Ancient Pagan and Modern Christian Symbolism
by Thomas Inman, M.D. (1874)
Pagan and Christian symbolism
Contains both pagan and Christian emblems.
Fig. 1 is from Pugin, plate xviii., and is a very common finial representing the trinity. Its shape is too significant to require an explanation; yet with such emblems our Christian churches abound, that the Trinity may never be absent from the minds of man or woman!
Fig. 2 is from Pugin, plate xxi. It is a combination of ideas concealing the union patent in Fig. 4, Plate xi., supra.
Fig. 3 is from Moor's Hindu Pantheon. It is an ornament borne by Devi, and symbolises the union of the triad with the unit.
Fig. 4 is from Pugin, plate xxxii. It is a double cross made up of the male and female emblems. It is a conventionalised form of Fig. 4, Plate xi., supra. Such eight-rayed figures, made like stars, seem to have been very ancient, and to have been designed to indicate the junction of male and female.
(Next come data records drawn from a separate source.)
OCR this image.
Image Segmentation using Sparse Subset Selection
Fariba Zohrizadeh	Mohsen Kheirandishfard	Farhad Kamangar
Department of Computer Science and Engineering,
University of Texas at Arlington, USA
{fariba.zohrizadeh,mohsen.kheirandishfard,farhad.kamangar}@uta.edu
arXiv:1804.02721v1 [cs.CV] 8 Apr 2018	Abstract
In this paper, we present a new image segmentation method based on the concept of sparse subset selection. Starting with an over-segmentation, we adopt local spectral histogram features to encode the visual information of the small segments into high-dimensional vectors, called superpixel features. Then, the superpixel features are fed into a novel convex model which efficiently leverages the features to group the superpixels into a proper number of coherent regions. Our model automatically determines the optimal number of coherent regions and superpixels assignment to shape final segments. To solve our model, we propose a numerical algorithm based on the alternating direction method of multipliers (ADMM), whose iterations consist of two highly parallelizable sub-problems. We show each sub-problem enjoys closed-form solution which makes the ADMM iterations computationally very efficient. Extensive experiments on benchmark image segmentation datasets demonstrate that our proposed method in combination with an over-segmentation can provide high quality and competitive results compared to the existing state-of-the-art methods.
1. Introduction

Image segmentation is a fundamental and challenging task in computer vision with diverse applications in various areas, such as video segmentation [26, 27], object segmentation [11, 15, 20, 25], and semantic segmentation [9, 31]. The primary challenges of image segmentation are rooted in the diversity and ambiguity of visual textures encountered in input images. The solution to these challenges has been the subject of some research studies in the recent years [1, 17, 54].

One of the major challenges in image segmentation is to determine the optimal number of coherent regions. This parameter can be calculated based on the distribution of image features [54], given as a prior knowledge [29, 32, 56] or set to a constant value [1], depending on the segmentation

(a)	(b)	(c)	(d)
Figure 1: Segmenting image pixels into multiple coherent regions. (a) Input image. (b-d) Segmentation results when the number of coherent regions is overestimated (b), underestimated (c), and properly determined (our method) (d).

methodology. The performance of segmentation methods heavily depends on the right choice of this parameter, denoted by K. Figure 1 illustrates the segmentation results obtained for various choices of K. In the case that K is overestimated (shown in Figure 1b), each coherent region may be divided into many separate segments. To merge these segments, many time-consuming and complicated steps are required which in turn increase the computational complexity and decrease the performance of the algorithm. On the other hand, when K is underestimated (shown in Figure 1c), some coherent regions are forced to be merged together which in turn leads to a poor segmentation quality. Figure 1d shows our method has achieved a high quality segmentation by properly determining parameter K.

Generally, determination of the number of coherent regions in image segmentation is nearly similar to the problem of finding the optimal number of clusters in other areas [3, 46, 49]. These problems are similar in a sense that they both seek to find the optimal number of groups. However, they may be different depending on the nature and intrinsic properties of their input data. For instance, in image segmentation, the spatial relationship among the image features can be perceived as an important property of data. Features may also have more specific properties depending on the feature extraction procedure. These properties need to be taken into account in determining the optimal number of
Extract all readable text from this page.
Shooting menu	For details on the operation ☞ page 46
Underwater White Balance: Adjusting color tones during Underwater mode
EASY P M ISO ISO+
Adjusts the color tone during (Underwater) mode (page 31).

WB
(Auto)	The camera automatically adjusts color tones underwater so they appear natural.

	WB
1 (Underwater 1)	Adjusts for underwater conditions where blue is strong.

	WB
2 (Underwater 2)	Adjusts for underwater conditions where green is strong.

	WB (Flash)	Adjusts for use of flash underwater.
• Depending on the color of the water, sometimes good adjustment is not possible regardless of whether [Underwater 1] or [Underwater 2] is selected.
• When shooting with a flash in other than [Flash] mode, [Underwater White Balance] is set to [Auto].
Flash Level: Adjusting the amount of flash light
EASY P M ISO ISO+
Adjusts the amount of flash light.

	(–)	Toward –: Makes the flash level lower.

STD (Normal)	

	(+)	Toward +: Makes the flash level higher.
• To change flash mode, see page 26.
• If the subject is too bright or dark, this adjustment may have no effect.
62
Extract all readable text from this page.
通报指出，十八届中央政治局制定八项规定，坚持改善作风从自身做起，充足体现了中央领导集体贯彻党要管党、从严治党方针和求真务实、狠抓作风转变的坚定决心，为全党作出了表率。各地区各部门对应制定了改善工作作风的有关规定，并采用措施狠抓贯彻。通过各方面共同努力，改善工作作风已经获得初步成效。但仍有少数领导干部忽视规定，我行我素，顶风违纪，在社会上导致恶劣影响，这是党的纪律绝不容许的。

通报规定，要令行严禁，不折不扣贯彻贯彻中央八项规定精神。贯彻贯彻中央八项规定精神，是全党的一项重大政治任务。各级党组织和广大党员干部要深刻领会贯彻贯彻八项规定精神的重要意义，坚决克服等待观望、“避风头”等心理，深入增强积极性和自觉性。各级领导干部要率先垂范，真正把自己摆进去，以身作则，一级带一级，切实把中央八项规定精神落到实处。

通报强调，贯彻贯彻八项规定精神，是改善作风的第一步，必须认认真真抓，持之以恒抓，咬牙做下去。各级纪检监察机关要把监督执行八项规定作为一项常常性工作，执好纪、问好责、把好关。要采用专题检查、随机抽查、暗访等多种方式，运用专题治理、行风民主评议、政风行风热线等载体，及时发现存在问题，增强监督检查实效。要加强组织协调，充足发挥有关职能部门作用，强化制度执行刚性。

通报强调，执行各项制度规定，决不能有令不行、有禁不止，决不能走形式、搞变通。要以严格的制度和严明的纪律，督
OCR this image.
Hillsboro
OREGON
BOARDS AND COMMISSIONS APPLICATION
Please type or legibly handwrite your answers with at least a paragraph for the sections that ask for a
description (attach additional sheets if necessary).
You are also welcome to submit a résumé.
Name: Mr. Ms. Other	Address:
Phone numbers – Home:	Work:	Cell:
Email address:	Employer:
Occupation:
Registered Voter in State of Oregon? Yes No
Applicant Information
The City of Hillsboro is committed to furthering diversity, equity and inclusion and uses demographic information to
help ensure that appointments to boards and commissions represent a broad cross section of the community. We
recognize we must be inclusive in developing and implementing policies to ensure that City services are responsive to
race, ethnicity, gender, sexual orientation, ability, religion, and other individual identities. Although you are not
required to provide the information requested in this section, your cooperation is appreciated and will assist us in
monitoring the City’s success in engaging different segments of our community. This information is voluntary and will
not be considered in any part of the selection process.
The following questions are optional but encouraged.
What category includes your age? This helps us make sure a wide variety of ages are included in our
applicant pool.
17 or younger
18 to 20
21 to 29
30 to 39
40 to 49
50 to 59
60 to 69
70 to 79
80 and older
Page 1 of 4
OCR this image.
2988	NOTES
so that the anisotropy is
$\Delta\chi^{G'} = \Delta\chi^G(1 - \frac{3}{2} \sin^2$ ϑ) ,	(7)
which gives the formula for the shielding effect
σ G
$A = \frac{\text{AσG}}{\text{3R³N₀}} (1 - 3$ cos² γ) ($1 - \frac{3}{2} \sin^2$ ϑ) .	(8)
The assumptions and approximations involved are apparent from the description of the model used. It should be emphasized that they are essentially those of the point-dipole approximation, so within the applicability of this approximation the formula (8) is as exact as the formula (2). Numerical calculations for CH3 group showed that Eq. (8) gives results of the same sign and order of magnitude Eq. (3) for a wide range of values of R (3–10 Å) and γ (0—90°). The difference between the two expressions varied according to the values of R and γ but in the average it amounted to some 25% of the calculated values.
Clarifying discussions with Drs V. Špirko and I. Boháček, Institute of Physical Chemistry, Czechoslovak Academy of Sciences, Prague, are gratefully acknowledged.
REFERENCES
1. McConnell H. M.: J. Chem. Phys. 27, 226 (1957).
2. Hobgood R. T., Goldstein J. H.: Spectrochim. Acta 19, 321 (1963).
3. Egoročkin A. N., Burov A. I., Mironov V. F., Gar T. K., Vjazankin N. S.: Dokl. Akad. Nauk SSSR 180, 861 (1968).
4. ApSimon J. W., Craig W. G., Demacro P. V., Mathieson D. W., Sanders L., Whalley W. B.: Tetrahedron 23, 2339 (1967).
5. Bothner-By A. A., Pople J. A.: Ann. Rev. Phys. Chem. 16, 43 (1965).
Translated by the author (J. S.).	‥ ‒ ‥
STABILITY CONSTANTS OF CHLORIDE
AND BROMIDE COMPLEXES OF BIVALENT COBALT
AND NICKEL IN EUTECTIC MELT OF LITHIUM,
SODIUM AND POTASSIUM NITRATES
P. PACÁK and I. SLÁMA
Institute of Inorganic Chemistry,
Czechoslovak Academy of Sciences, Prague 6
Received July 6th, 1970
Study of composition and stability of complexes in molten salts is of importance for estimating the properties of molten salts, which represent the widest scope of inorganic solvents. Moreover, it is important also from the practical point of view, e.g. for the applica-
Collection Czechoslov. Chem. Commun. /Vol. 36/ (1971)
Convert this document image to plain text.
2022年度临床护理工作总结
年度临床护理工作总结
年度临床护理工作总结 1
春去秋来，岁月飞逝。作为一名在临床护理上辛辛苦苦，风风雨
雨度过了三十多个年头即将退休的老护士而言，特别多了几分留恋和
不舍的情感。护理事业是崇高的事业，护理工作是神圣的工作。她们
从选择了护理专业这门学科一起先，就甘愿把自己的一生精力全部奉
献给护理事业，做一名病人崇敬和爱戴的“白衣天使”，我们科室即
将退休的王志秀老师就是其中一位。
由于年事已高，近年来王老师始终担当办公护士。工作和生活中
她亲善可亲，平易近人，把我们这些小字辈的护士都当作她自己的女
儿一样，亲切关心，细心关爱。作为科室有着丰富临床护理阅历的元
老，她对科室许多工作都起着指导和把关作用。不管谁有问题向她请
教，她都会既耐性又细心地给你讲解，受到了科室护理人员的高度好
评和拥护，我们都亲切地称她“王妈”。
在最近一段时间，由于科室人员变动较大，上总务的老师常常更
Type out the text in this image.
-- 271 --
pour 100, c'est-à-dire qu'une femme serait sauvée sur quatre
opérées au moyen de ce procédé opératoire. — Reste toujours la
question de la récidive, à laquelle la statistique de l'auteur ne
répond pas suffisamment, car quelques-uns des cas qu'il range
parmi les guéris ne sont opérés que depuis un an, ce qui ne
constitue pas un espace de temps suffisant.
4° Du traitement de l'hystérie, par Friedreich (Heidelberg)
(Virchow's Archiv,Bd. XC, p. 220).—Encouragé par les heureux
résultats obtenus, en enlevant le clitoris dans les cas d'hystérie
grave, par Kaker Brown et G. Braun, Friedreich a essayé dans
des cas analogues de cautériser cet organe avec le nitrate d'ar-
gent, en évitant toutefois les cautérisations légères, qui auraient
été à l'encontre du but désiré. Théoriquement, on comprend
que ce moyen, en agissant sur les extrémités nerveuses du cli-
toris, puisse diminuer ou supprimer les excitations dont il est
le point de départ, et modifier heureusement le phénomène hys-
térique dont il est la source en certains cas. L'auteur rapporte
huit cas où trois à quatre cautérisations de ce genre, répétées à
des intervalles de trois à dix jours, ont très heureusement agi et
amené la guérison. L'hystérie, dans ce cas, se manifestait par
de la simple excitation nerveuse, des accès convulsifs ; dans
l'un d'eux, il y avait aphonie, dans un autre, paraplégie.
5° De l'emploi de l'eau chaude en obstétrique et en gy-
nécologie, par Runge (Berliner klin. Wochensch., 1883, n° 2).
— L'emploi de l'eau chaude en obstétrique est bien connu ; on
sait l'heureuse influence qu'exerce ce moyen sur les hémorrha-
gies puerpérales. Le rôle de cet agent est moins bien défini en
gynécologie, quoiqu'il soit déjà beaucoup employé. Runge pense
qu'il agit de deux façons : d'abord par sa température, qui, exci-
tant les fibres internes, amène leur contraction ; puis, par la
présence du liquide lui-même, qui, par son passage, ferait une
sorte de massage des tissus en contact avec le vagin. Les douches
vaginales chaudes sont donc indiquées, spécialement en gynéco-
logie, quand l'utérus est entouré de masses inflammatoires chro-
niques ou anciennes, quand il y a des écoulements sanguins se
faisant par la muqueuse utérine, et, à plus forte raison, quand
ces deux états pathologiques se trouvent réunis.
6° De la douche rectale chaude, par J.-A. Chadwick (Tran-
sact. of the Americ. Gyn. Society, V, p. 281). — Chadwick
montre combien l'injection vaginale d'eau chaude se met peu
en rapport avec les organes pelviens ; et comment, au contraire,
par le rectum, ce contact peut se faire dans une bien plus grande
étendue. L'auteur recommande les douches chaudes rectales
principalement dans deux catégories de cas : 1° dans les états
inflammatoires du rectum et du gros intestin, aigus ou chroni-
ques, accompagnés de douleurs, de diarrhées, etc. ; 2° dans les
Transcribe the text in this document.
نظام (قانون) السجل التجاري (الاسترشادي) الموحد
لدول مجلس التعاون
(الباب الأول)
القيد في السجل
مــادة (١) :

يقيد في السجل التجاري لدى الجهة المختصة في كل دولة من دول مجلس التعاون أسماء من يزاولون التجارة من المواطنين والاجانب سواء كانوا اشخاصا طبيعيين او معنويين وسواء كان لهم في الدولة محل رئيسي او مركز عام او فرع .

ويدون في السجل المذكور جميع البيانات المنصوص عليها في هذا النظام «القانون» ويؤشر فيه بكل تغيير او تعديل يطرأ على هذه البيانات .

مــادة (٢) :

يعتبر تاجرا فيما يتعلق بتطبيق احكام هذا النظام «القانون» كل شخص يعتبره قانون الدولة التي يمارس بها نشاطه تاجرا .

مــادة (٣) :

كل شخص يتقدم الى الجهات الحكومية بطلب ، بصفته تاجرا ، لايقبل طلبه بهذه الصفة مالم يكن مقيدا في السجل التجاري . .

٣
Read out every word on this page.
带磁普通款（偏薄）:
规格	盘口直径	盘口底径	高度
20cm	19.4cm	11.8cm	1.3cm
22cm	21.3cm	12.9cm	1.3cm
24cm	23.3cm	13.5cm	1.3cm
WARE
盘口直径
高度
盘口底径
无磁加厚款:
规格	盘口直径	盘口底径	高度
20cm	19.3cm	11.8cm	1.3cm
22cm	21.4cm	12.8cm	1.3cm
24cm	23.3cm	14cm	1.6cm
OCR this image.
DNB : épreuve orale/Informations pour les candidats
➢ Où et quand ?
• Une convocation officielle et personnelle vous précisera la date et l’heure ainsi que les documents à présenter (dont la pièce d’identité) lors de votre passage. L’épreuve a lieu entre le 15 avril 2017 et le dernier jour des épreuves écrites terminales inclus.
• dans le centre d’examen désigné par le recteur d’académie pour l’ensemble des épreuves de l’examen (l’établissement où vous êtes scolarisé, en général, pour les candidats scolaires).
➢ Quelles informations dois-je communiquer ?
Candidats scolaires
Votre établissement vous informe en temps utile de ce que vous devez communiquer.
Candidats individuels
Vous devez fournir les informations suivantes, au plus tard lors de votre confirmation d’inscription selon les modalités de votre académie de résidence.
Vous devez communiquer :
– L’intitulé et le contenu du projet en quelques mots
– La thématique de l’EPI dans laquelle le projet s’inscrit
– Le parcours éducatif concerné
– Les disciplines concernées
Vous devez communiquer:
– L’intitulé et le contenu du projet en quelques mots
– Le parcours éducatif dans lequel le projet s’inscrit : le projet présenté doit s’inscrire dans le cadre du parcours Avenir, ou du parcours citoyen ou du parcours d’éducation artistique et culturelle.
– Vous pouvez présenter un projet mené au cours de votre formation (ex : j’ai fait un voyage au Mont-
Fig. 5 is from Pugin, plate xvii., and represents the trinity and the unity.
Fig. 6 is a Buddhist emblem from Birmah, Journal of Royal Asiatic Society, vol. xviii., p. 392, plate i., fig. 62. It represents the short sword, le bracquemard, a male symbol.
Fig. 7. is from Pagin, plate xvii. See Plate xi., Fig. 3, supra.
Figs. 8, 9, 10, 11, 12 are Buddhist (see Fig. 6, supra), and symbolise the triad.
Figs. 13, 14, 15, 16, 17 are from Pugin, and simply represent the trinity.
Figs. 18 and 19 are common Grecian emblems. The first is associated with Neptune and water, the second with Bacchus. With the one we see dolphins, emblems of the womb, the name of the two being assonant in Greek; with the other, the saying, sine Baccho et Cerere friget Venus, must be coupled.